Propongamos, para empezar, una comparación dolorosa: Los grafitis de la desesperación, redundancia asqueante, buscan muros de cal anteriores a Lot. Es común pensar que no es arte, que es moderno o al menos actual, que son propios de la naturaleza malsana de la ignorancia. Nadie más ignorante que los que postulan con cinismo esta postura. El arte, desde que lo conocemos, nace de de las asfixia causal de la desesperación tal como el grafiti.

No nos interesa espectar al héroe feliz, a las incomodas sonrisas del protagonista agónico de felicidad. Como tampoco nos interesa el anonimato que va manchando las calles con aerosol o teatro sin tablas. Nos conquista el autor que condena al personaje de ficción a sufrir nuestras penas.

Así, como quien no quiere el tiempo, pasa improvisada la contundencia del arte. Las penas expuestas de la humanidad cargándose u empuñando la vida en tierras paralelas. La Capitana, que volverá sabe dios cuando este año, y la Balsa de la Medusa se sostiene en la perennidad del Louvre.

Recuérdome recogiendo los mendrugos que sobraron de mí al salir de una pieza de teatro duro, puro e irracional, a finales de mayo o inicio de junio… Recuérdome en plena e inocente niñez contemplando el naufragio y asilándome en la estructura inconcreta de los rostros.
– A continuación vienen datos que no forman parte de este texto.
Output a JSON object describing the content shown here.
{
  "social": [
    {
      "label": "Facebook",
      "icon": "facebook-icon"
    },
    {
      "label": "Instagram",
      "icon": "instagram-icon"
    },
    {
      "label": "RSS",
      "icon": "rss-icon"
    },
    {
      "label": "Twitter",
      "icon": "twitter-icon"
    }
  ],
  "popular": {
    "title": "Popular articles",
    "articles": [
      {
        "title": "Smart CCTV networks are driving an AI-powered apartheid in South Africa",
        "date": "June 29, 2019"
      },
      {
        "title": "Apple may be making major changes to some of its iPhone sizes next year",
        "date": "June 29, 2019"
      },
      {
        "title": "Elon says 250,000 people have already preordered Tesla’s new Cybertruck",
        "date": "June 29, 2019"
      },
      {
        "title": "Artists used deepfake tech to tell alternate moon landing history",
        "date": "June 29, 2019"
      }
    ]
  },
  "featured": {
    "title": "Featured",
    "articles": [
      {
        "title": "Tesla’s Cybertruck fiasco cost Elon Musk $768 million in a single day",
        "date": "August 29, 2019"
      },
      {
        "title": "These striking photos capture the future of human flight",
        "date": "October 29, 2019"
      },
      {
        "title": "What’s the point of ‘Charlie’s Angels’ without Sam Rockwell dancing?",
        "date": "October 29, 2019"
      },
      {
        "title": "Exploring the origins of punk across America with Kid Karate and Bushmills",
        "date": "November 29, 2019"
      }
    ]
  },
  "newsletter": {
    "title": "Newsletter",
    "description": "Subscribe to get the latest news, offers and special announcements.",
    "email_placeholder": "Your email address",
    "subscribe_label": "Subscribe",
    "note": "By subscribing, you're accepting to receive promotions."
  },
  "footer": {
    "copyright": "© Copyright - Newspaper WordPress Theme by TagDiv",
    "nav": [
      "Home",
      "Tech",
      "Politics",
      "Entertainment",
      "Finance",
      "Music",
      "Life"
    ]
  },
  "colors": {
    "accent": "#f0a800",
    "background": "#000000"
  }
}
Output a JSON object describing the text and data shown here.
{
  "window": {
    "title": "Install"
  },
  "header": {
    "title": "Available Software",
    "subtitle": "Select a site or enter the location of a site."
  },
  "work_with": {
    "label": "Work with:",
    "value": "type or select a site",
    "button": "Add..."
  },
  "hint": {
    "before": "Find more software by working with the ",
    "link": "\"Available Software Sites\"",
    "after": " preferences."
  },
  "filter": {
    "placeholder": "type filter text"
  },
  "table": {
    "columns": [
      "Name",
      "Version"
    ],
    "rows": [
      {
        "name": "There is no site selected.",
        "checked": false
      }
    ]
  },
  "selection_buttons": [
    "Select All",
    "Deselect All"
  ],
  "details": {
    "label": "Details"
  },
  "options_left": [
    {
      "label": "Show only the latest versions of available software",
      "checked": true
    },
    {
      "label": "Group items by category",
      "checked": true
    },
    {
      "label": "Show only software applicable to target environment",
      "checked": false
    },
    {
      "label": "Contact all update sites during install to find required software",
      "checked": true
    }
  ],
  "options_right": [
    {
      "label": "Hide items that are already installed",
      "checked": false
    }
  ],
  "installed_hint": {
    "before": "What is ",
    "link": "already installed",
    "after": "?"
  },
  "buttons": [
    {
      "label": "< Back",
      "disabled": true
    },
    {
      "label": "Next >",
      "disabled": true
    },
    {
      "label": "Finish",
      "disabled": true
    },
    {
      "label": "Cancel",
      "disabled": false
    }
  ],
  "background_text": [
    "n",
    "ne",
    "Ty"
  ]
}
Y siempre he sabido confiar en el gusto de pocos, y salvando las distancias, ha valido la pena.

En la Balsa de la Medusa la luz y el viento responden a la vida en un homenaje presagioso. Los trapos y las ropas de los que nos dan la espalda, a nosotros los muertos y a la muerte, ondean con desesperación más que con alegría. Los vientos no pueden contra los sentimientos que empapan a los que nos dan la cara, la luz se deja ir (como en un Cristo cualquiera de Velázquez) de esos rostros y a la vez aúnan los que descansan ya muertos con los que férvidos se empuñan la vida.

En “La Capitana”, de Teatro PiedePuente, una mujer agoniza es decir lucha (como diría Unamuno). Una historia fuera del tiempo, entre tantas otras cosas, de un ser humano condenado a encarar hasta el fin de sus fuerzas lo irrevocable de la muerte. Al comenzar el mar personificado trae al barco el féretro y con esto el recuerdo y la locura. Un viaje faulkneriano donde se persigue “la nueva tierra” para enterrar la bandera de un hijo muerto.